OpenAI Unveils GPT-Rosalind: New AI for Life Sciences Research

Drug discovery is one of the most expensive and time-consuming endeavors in human history. It takes roughly 10 to 15 years to go from target discovery to regulatory approval for a new drug in the United States. Most of that time is spent not in breakthrough moments, but in painstaking analytical work — sifting through mountains of literature, designing reagents, and interpreting complex biological data. OpenAI believes AI can help compress those timelines, and today it introduced its most specialized model yet to prove it: GPT-Rosalind, the first in a new Life Sciences series.

GPT-Rosalind delivers stronger foundational reasoning in fields like biochemistry and genomics.
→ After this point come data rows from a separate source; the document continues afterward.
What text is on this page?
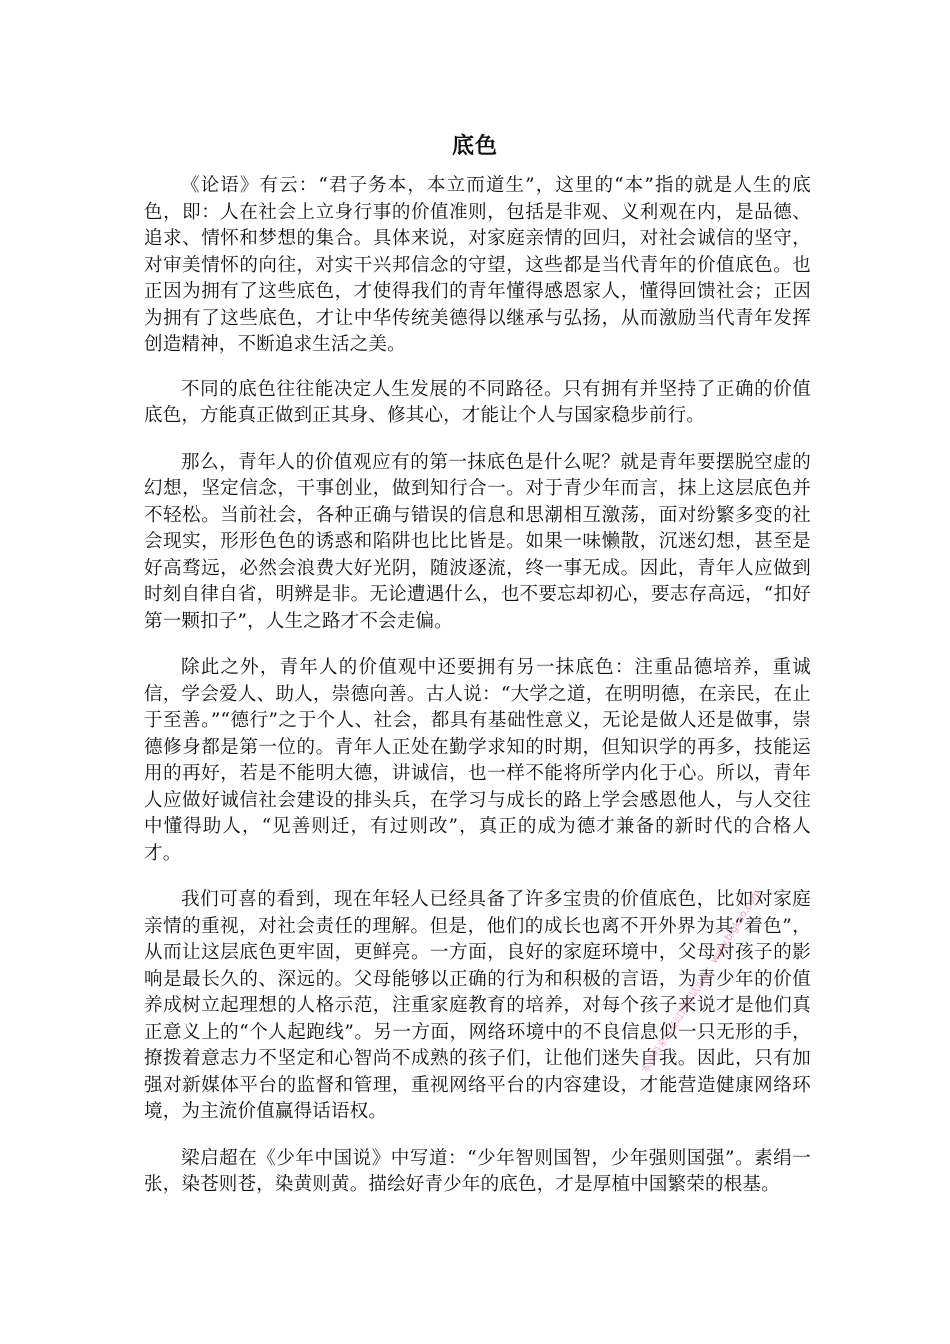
底色

《论语》有云：“君子务本，本立而道生”，这里的“本”指的就是人生的底色，即：人在社会上立身行事的价值准则，包括是非观、义利观在内，是品德、追求、情怀和梦想的集合。具体来说，对家庭亲情的回归，对社会诚信的坚守，对审美情怀的向往，对实干兴邦信念的守望，这些都是当代青年的价值底色。也正因为拥有了这些底色，才使得我们的青年懂得感恩家人，懂得回馈社会；正因为拥有了这些底色，才让中华传统美德得以继承与弘扬，从而激励当代青年发挥创造精神，不断追求生活之美。

不同的底色往往能决定人生发展的不同路径。只有拥有并坚持了正确的价值底色，方能真正做到正其身、修其心，才能让个人与国家稳步前行。

那么，青年人的价值观应有的第一抹底色是什么呢？就是青年要摆脱空虚的幻想，坚定信念，干事创业，做到知行合一。对于青少年而言，抹上这层底色并不轻松。当前社会，各种正确与错误的信息和思潮相互激荡，面对纷繁多变的社会现实，形形色色的诱惑和陷阱也比比皆是。如果一味懒散，沉迷幻想，甚至是好高骛远，必然会浪费大好光阴，随波逐流，终一事无成。因此，青年人应做到时刻自律自省，明辨是非。无论遭遇什么，也不要忘却初心，要志存高远，“扣好第一颗扣子”，人生之路才不会走偏。

除此之外，青年人的价值观中还要拥有另一抹底色：注重品德培养，重诚信，学会爱人、助人，崇德向善。古人说：“大学之道，在明明德，在亲民，在止于至善。”“德行”之于个人、社会，都具有基础性意义，无论是做人还是做事，崇德修身都是第一位的。青年人正处在勤学求知的时期，但知识学的再多，技能运用的再好，若是不能明大德，讲诚信，也一样不能将所学内化于心。所以，青年人应做好诚信社会建设的排头兵，在学习与成长的路上学会感恩他人，与人交往中懂得助人，“见善则迁，有过则改”，真正的成为德才兼备的新时代的合格人才。

我们可喜的看到，现在年轻人已经具备了许多宝贵的价值底色，比如对家庭亲情的重视，对社会责任的理解。但是，他们的成长也离不开外界为其“着色”，从而让这层底色更牢固，更鲜亮。一方面，良好的家庭环境中，父母对孩子的影响是最长久的、深远的。父母能够以正确的行为和积极的言语，为青少年的价值养成树立起理想的人格示范，注重家庭教育的培养，对每个孩子来说才是他们真正意义上的“个人起跑线”。另一方面，网络环境中的不良信息似一只无形的手，撩拨着意志力不坚定和心智尚不成熟的孩子们，让他们迷失自我。因此，只有加强对新媒体平台的监督和管理，重视网络平台的内容建设，才能营造健康网络环境，为主流价值赢得话语权。

梁启超在《少年中国说》中写道：“少年智则国智，少年强则国强”。素绢一张，染苍则苍，染黄则黄。描绘好青少年的底色，才是厚植中国繁荣的根基。

本资料来自必过网考试论坛：www.bigkao.com
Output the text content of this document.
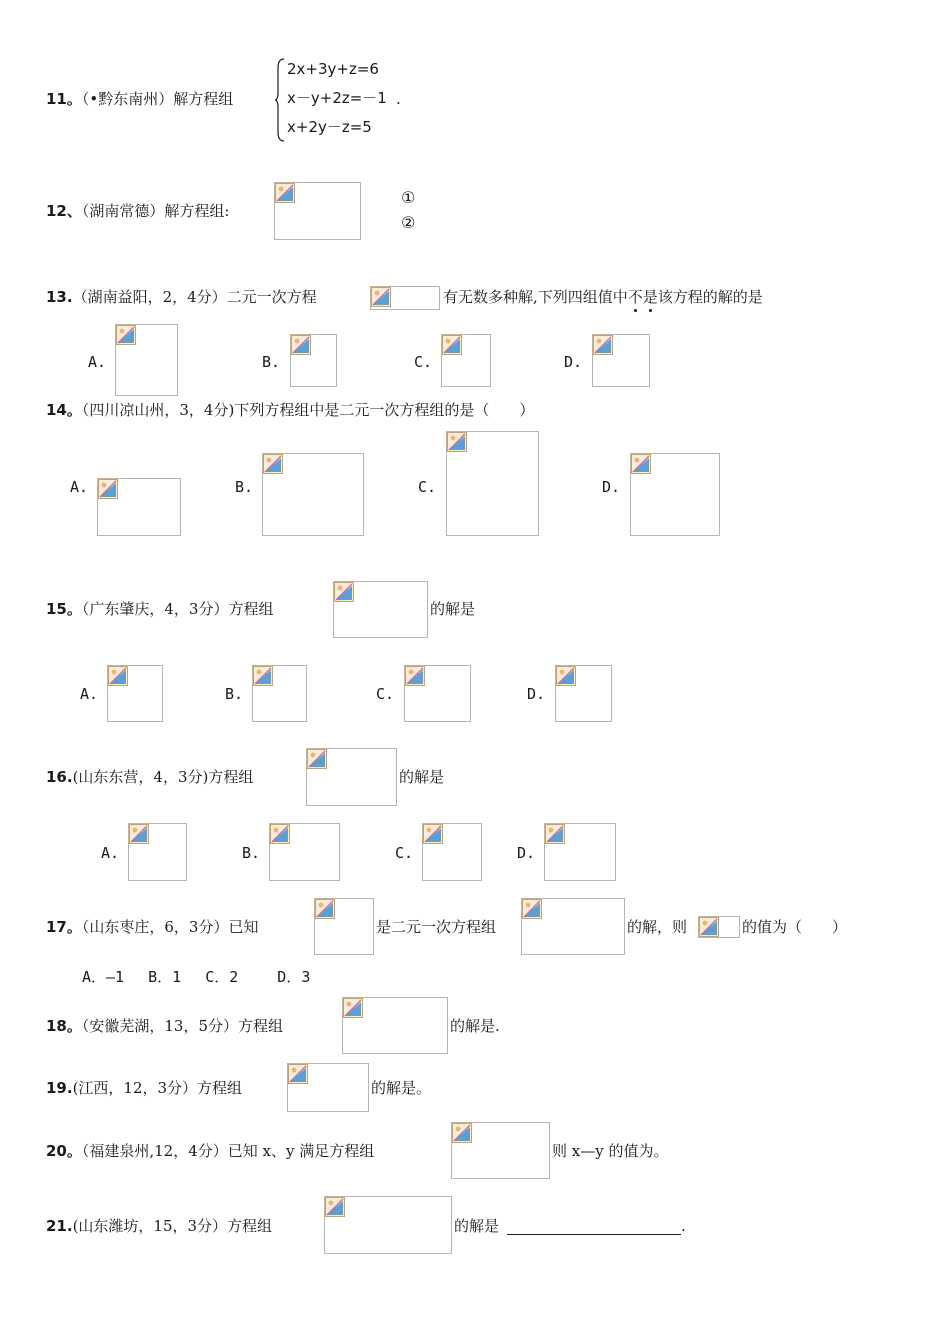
11。（•黔东南州）解方程组
2x+3y+z=6
x－y+2z=－1
x+2y－z=5
.
12、（湖南常德）解方程组:
①
②
13.（湖南益阳，2，4分）二元一次方程	有无数多种解,下列四组值中不是
该方程的解的是
A.	B.	C.	D.
14。（四川凉山州，3，4分)下列方程组中是二元一次方程组的是（　　）
A.	B.	C.	D.
15。（广东肇庆，4，3分）方程组	的解是
A.	B.	C.	D.
16.(山东东营，4，3分)方程组	的解是
A.	B.	C.	D.
17。（山东枣庄，6，3分）已知	是二元一次方程组	的解，则	的值为（　　）
A．—1　 B．1　 C．2　　 D．3
18。（安徽芜湖，13，5分）方程组	的解是.
19.(江西，12，3分）方程组	的解是。
20。（福建泉州,12，4分）已知 x、y 满足方程组	则 x—y 的值为。
21.(山东潍坊，15，3分）方程组	的解是	.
Unlike general-purpose language models that are trained broadly across all domains, GPT-Rosalind is fine-tuned specifically for the deep analytical demands of biological research. The model is not intended to replace scientists, but rather to help them move faster through some of the most time-intensive and analytically demanding stages of the scientific process.

The model aids in understanding what “scientific reasoning” looks like in biology. For instance, a researcher working on a new gene therapy might need to survey hundreds of recent papers, identify patterns in protein structures, design a cloning protocol, and predict how a particular RNA sequence will behave in a cell. Each of these steps has traditionally required different tools, different experts, and significant time. GPT-Rosalind is positioned as a tool to assist with the complex, multi-step workflows inherent to scientific discovery.

In practice, this means the model can query specialized databases, parse recent scientific literature, interact with computational tools, and suggest new experimental pathways — all within the same interface. OpenAI is also launching a Life Sciences research plugin for Codex that connects models to over 50 scientific tools and data sources, giving researchers programmatic access to biological databases and computational pipelines through a familiar developer interface.

The model has already been evaluated in a real-world research setting, in partnership with Dyno Therapeutics, where it was tested on RNA sequence-to-function prediction using unpublished sequences. The results showed that the model significantly outperformed human experts in prediction tasks, which is a remarkable achievement for any AI system operating on novel biological data.

GPT-Rosalind is accessible within ChatGPT, Codex, and OpenAI’s API, but access is gated through a trusted-access program for qualified enterprise customers in the United States. OpenAI has implemented technical safeguards, including systems to flag potentially dangerous activity. Access is reserved for organizations working on improving human health outcomes and conducting legitimate life sciences research.